2022年、高校の授業に新科目導入。「歴史総合」とは?
中学生の学び

高校の歴史教育が、大きな転換の時期を迎えようとしています。
文部科学省は、2022年を目標に、「歴史総合」という新科目を必修科目として導入すると決定しました。
「歴史総合」は、一言でいうと、これまでの日本史と世界史を融合した科目です。
その授業内容は、どのようなものになるのでしょうか?
また、この新科目を導入した理由や目的とは?
数年後、子どもたちが学ぶことになる「歴史総合」について、ご紹介します。
これまでの高校の「歴史科」とは
高校の授業科目には、「社会科」が存在しないことをご存知ですか?
中学校では「社会科」という科目があり、「地理的分野」「歴史的分野」「公民的分野」の3つに分かれています。
それに対して、高校では「社会科」ではなく、「地理歴史科」と「公民科」の2つが設けられているのです。
「地理歴史科」のうち、「歴史科」は、世界史A、世界史B、日本史A、日本史Bの4つに分類されています。
●世界史A(2単位)近現代を中心とする世界史
●世界史B(4単位)古代から現代までの世界史
●日本史A(2単位)近現代を中心とする日本史
●日本史B(4単位)古代から現代までの日本史
世界史については、世界史Aか世界史Bのいずれか1科目を必修。
日本史については、日本史A、日本史B、地理A、地理Bから1科目を必修。
つまり、世界史は全ての高校生が学びますが、日本史は地理との選択履修なので、学ばない高校生もいるのです。
※参考:文部科学省 高等学校学習指導要領開設 地理歴史編(平成26年1月 一部改定)
2022年、高校の「歴史科」はこうなる
2015年8月5日、文部科学省が発表した新学習指導要領の素案によると、高校の歴史科は次のように変化します。
◇日本史Aと世界史Aを融合した「歴史総合(仮称)」を新設し、必修科目とする
◇世界史は必修ではなくなる(見通し)
日本史Aと世界史Aは、それぞれ近現代史を中心とした内容です。
つまり、2022年からは、すべての高校生が「歴史総合」で「日本と世界の近現代史」を学ぶことになるのです。
「歴史総合」導入に至った理由
今回の学習指導要領改訂で「歴史総合」が導入されることになった背景として、主に2つの要因がありました。
1.近現代史分野の学習不足
2005年に国立教育政策研究所が行った「教育課程実施状況調査」では、日本史Bの近現代史分野(第一次〜第二次世界大戦期)において、生徒の90%近くが標準的な正答率を下回ったという結果に。
以降も、高校生の近現代史の学習不足が継続的に見られました。
従来の歴史の授業は古い時代から順に学ぶ傾向があり、近現代史の内容がおろそかになりやすいことが、原因の1つと考えられます。
2.日本史の必修化を求める声
現行の学習指導要領では、世界史が必修で日本史は選択となっています。
そのため、理系クラスの生徒を中心に、日本史の授業を一度も受けないまま高校を卒業する生徒も少なくありません。
「これからの社会を担う若者が、自分の国の歴史を学ばないままでいいのだろうか……」という考えから、「日本史を高校の必修にしてほしい」という声は以前から上がっていました。
これらの問題を踏まえて生まれようとしているのが、「歴史総合」という必修科目です。
世界史と日本史を融合し、これまで学習不足が目立っていた近現代分野を中心に学ぶことで、上記の問題の改善が期待されます。
グローバル化への対応も
近現代以降の歴史を学ぶためには、世界大戦に代表されるように、国と国のつながりを捉えることが重要です。
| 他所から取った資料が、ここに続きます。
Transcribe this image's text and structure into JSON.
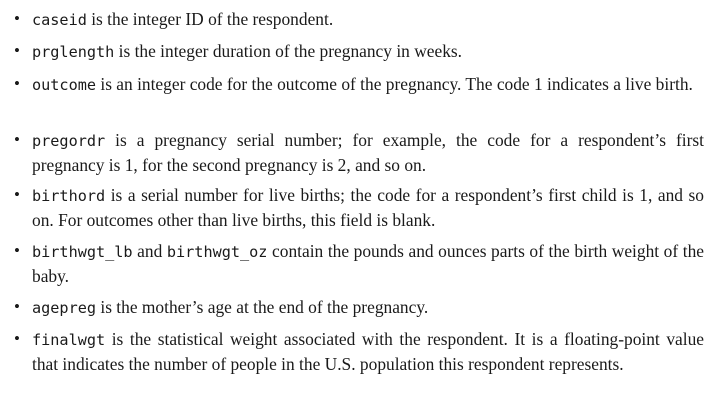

日本の近現代史はもちろん、現代の国際情勢を学ぶ上でも、諸外国との関係や世界情勢と切り離して考えることはできません。
そのため、従来のように「日本史」と「世界史」を分けて歴史を学ぶのではなく、2つを融合した「歴史総合」という科目が求められたという側面もあるようです。
「歴史総合」を新設することによって、時代認識や国際感覚を磨き、グローバル化した社会で活躍する人材を育成したいという目的もあるのではないでしょうか。
興味を抱き、自分で調べる授業に
「歴史総合」の具体的な内容については、2022年のスタートを目指して現在も検討が続いています。
現時点でわかっているのは、次のような授業になるということ。
◇日本と世界の動きを関連づけて、歴史の流れをつかむ
◇年号を詰め込むのではなく、生徒たちが調べたり議論したりする
以上から予想できることは、暗記に頼った勉強法は通用しなくなるということ。
そして、日本や世界の歴史に興味・関心を抱き、自ら学ぶ姿勢が重要になるということです。
日頃からニュースや新聞で世界の動きに目を向け、親子で話し合ったり、自分で調べる力を身につけたりすることが、「歴史総合」の力を養うことにつながるでしょう。